You have got to be FRICKING kidding me. College scouts? At a small town city league tournament? Weighting bats of prepubescent children? Tweens with tampered bats, on the off chance that a scout might spy them?

And that doesn’t begin to touch what this is doing to these kids. Never even mind the fact that this game is supposed to be fun for the kids, to learn team play and fairness. When a child is told, “Just a minute, before you go start this game, your Uncle Bubba has to fix your bat so you’ll hit harder and win,” they are being told, no this is NOT for fun. Nothing is for fun. Everything is soooo important. Everything you do. And we grownups are relying on you, you’re our sweet little cash cow. You’re gonna pay for college and make us money and fame, and keep us comfortable in our old age. The kid learns to cheat, scheme, feel that they are outside the rules, which are just made for breaking. And they learn young that they are being used, as an asset, rather than being treated to a fun game. That kid’s childhood is gone. They become an unwitting adult, lying and cheating and trying to sneak to the top. Never mind practice. Never mind innate ability. It’s all about clawing to the top.

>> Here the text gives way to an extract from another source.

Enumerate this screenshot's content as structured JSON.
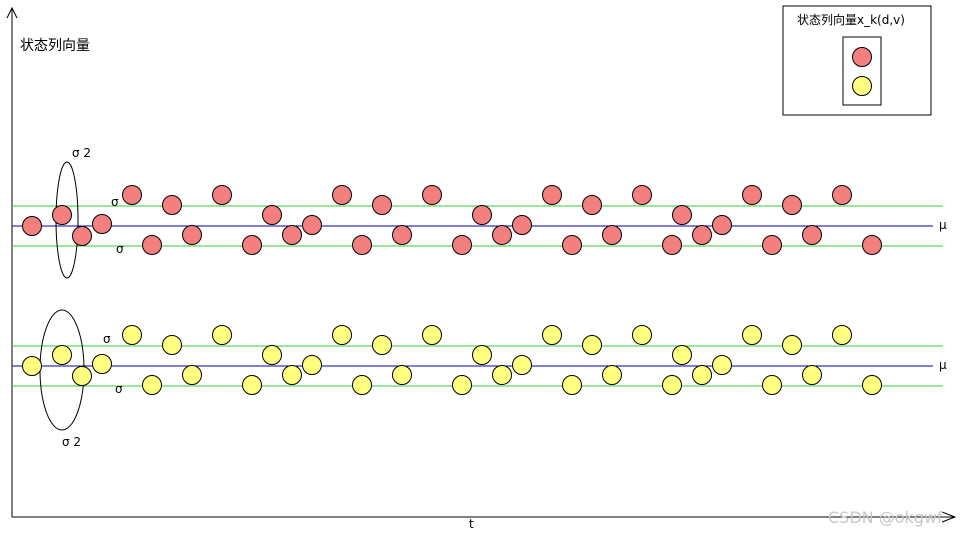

I am a gynecologist, and in my line of work, I maintain that there is very little out there in the realm of human behavior that can surprise me. I am constantly proved wrong. You would think I would learn.

This shocked me. And horrified me. And several days later, I still cannot get that conversation out of my head. Bat tampering for tweens? What the hell next? Are the parents shooting up their 12 year-old daughters with steroids too? At this point, I would put nothing past anybody.

I know this makes me look old, but all I can think is, what is this world coming to? I heard my parents and my grandparents say this all the time, and here I am saying it. Maybe I am conservative and old-fashioned, but in my mind, anyone who would tamper with an 8 year-old’s bat in hopes of throwing a game or getting their kid scouted should go straight to hell. Do not pass home plate, do not collect $200. I didn’t think I could be shocked anymore. But believe you me, I am shocked. And outraged. And saddened. And there is nothing to do but buy the bat.